Herb laughed. “You really want to bother? You want to listen to and file some more double-talk? Take it from me, they’ve composed perfect alibis. I’ve played this scene before. I’ll wait for someone to slip up. Jim, we’re going to have to enter through the back door of these crimes to find the killer.
Somebody’s going to slip up the way Brunhilde did last night.”
“I thought you and Marlene thought she blabbed deliberately.”
“As of my phone conversation with Marlene last night, she’s rewritten that theory. Brunhilde was never one, in Marlene’s experience, to think before she spoke. Marlene said something funny about her. Brunhilde Messer needs to hear cues.” He arose and looked out the window. Palm trees. Nothing but effing palm trees. Rats nest in them. Who needs sterile palm trees? They don’t flower. They don’t bear fruit. It costs the city a small fortune to keep the fronds trimmed. He hated palm trees. “I wonder how the screen test’s going? And why do I give a damn?”

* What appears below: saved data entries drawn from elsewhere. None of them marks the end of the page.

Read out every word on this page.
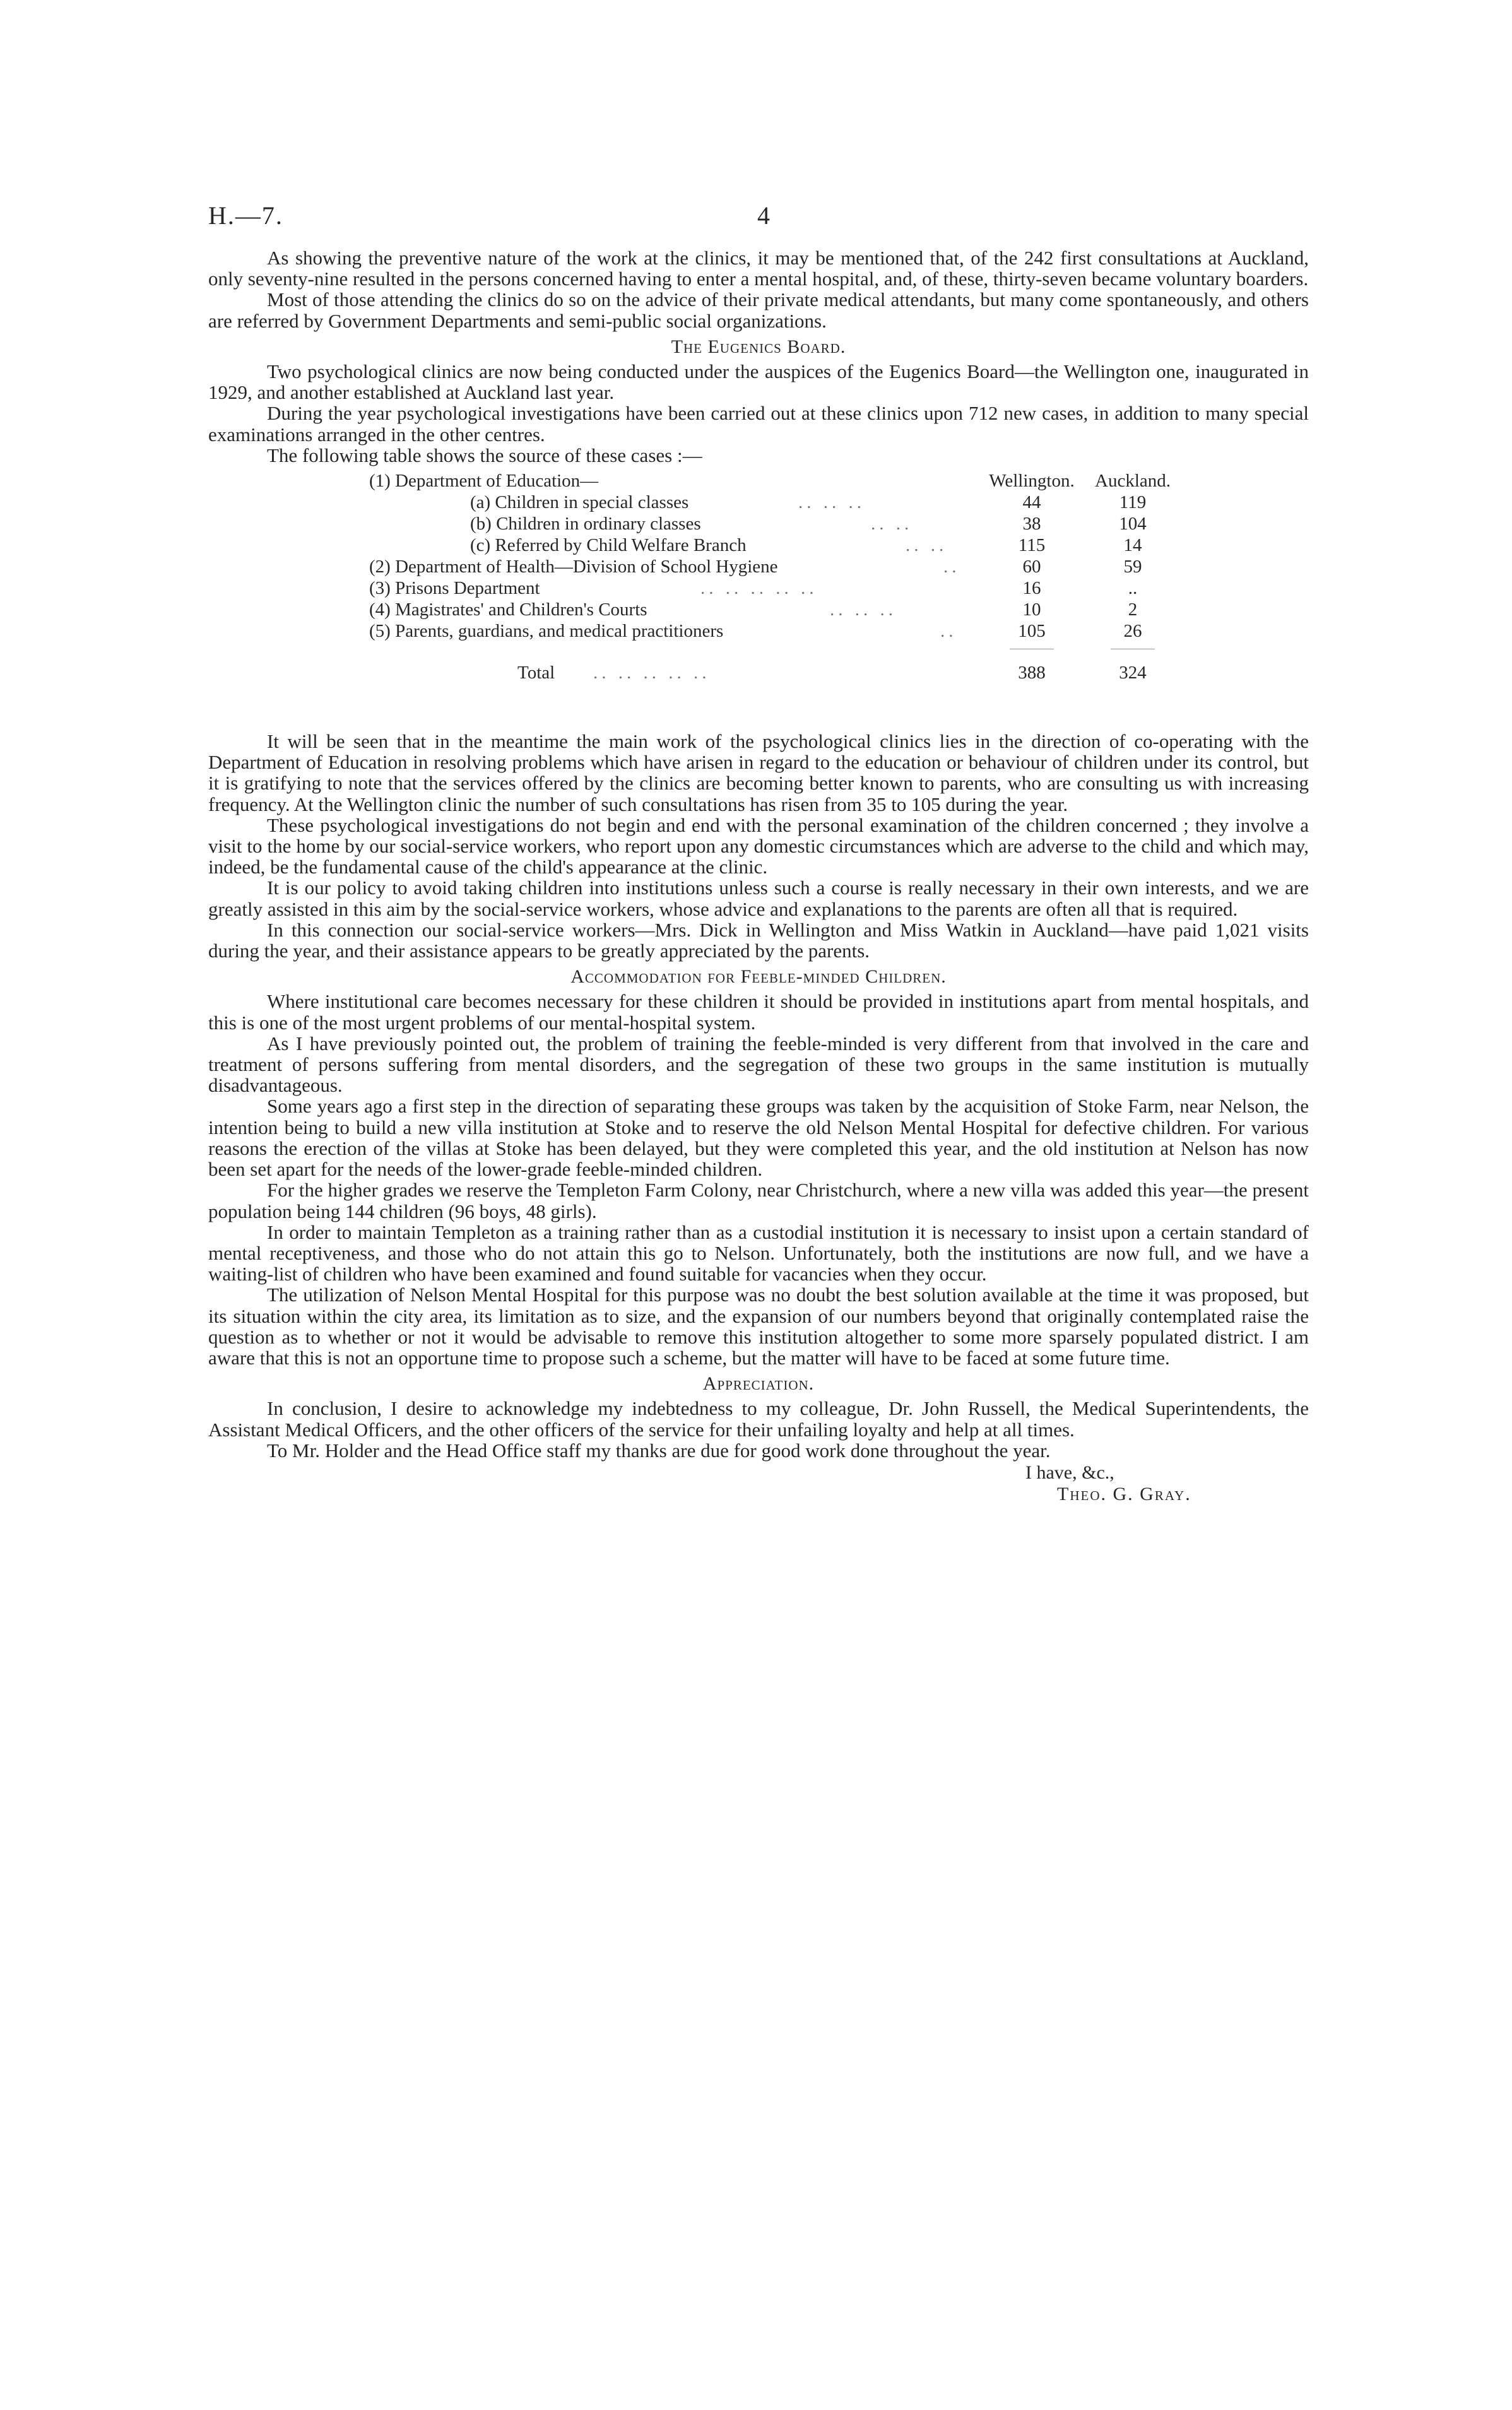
H.—7.	4

As showing the preventive nature of the work at the clinics, it may be mentioned that, of the 242 first consultations at Auckland, only seventy-nine resulted in the persons concerned having to enter a mental hospital, and, of these, thirty-seven became voluntary boarders.

Most of those attending the clinics do so on the advice of their private medical attendants, but many come spontaneously, and others are referred by Government Departments and semi-public social organizations.

The Eugenics Board.

Two psychological clinics are now being conducted under the auspices of the Eugenics Board—the Wellington one, inaugurated in 1929, and another established at Auckland last year.

During the year psychological investigations have been carried out at these clinics upon 712 new cases, in addition to many special examinations arranged in the other centres.

The following table shows the source of these cases :—

Wellington.	Auckland.
(1) Department of Education—
(a) Children in special classes	.. .. ..	44	119
(b) Children in ordinary classes	.. ..	38	104
(c) Referred by Child Welfare Branch	.. ..	115	14
(2) Department of Health—Division of School Hygiene	..	60	59
(3) Prisons Department	.. .. .. .. ..	16	..
(4) Magistrates' and Children's Courts	.. .. ..	10	2
(5) Parents, guardians, and medical practitioners	..	105	26
Total .. .. .. .. ..	388	324

It will be seen that in the meantime the main work of the psychological clinics lies in the direction of co-operating with the Department of Education in resolving problems which have arisen in regard to the education or behaviour of children under its control, but it is gratifying to note that the services offered by the clinics are becoming better known to parents, who are consulting us with increasing frequency. At the Wellington clinic the number of such consultations has risen from 35 to 105 during the year.

These psychological investigations do not begin and end with the personal examination of the children concerned ; they involve a visit to the home by our social-service workers, who report upon any domestic circumstances which are adverse to the child and which may, indeed, be the fundamental cause of the child's appearance at the clinic.

It is our policy to avoid taking children into institutions unless such a course is really necessary in their own interests, and we are greatly assisted in this aim by the social-service workers, whose advice and explanations to the parents are often all that is required.

In this connection our social-service workers—Mrs. Dick in Wellington and Miss Watkin in Auckland—have paid 1,021 visits during the year, and their assistance appears to be greatly appreciated by the parents.

Accommodation for Feeble-minded Children.

Where institutional care becomes necessary for these children it should be provided in institutions apart from mental hospitals, and this is one of the most urgent problems of our mental-hospital system.

As I have previously pointed out, the problem of training the feeble-minded is very different from that involved in the care and treatment of persons suffering from mental disorders, and the segregation of these two groups in the same institution is mutually disadvantageous.

Some years ago a first step in the direction of separating these groups was taken by the acquisition of Stoke Farm, near Nelson, the intention being to build a new villa institution at Stoke and to reserve the old Nelson Mental Hospital for defective children. For various reasons the erection of the villas at Stoke has been delayed, but they were completed this year, and the old institution at Nelson has now been set apart for the needs of the lower-grade feeble-minded children.

For the higher grades we reserve the Templeton Farm Colony, near Christchurch, where a new villa was added this year—the present population being 144 children (96 boys, 48 girls).

In order to maintain Templeton as a training rather than as a custodial institution it is necessary to insist upon a certain standard of mental receptiveness, and those who do not attain this go to Nelson. Unfortunately, both the institutions are now full, and we have a waiting-list of children who have been examined and found suitable for vacancies when they occur.

The utilization of Nelson Mental Hospital for this purpose was no doubt the best solution available at the time it was proposed, but its situation within the city area, its limitation as to size, and the expansion of our numbers beyond that originally contemplated raise the question as to whether or not it would be advisable to remove this institution altogether to some more sparsely populated district. I am aware that this is not an opportune time to propose such a scheme, but the matter will have to be faced at some future time.

Appreciation.

In conclusion, I desire to acknowledge my indebtedness to my colleague, Dr. John Russell, the Medical Superintendents, the Assistant Medical Officers, and the other officers of the service for their unfailing loyalty and help at all times.

To Mr. Holder and the Head Office staff my thanks are due for good work done throughout the year.

I have, &c.,
Theo. G. Gray.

There wasn’t an unoccupied soundstage on the Paramount lot. The studio had to grind out fifty-two films a year to keep its chain of theaters supplied. Contract stars were expected to film a minimum of four films a year. One actress remembered shooting three films at the same time. She worked for one director from eight in the morning until lunchtime. She had time to grab a sandwich and coffee while having her hair restyled to work for another director all afternoon. After a hasty dinner of soup and a hamburger, she was driven to another soundstage to do pickup shots for a film she’d completed a month earlier. She feared there’d be no continuity with her performance in this one because she’d forgotten her interpretation of her character.